A Renaissance Mission
Velasco, now 79 years old, understands the crime of globalization, and the urgency of returning to the American System of regulation and protection. Commenting on the privatization of Petron, the national oil company, by Ramos, and of the National Power Company by current President Gloria Macapagal Arroyo, Velasco writes: “Unlike in a private firm, where the CEO’s principal responsibility is to keep the shareholders happy, in a government corporation our job was ultimately to promote the national interest.”
It is not surprising to learn that Velasco was once a professional ’cellist. At 79, he has not lost the internal sense of the individual’s potential to affect history.

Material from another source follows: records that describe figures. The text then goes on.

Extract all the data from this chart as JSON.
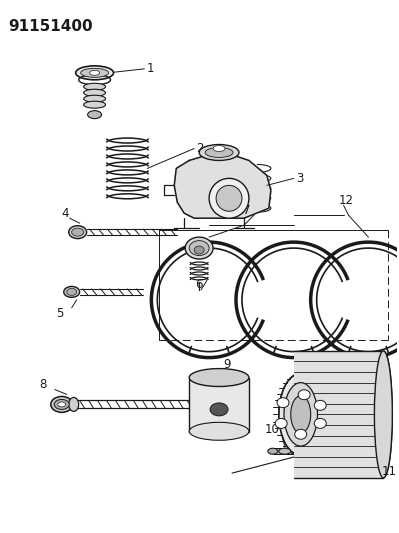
{
  "title_code": "91151400",
  "background_color": "#ffffff",
  "line_color": "#1a1a1a",
  "figsize": [
    3.99,
    5.33
  ],
  "dpi": 100,
  "label_fontsize": 8.5,
  "title_fontsize": 11
}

The book itself is not just a defense of his career, and the nationalist vision of President Marcos, but a guide to future generations as well.
The Philippines has never recovered from the U.S. subversion of 1986. Velasco notes that the Philippines now consumes about 1.5 barrels of oil per year per capita, although “in my time we already estimated that each Filipino was consuming about two barrels a year, which seems to indicate that the quality of life of most Filipinos is even deteriorating.” The population also continues to suffer from the myth that “people’s power brought down a dictator,” that the theft of the nation’s sovereignty was a step forward rather than a partially self-inflicted wound.
Even Velasco has trouble seeing any solution, by focussing too much on the crisis with his nation’s borders, rather than looking to the systemic breakdown crisis centered in the United States, where developments in the Philippines are largely being determined, for better or for worse. He closes his book not by promoting the urgent necessity of a renaissance in nuclear energy, but rather sees little hope, due to a “host of constraints that were not present in my time,” naming the huge debt burden, and the pseudo-democracy of the current political system. True enough, but it is precisely by coming forth, 20 years after the fact, with the truth of the international roots of the coup of 1986, and the international subversion of the nation’s historic mission, that Velasco is joining his heart and voice to those around the world fighting to bring about the necessary global solution.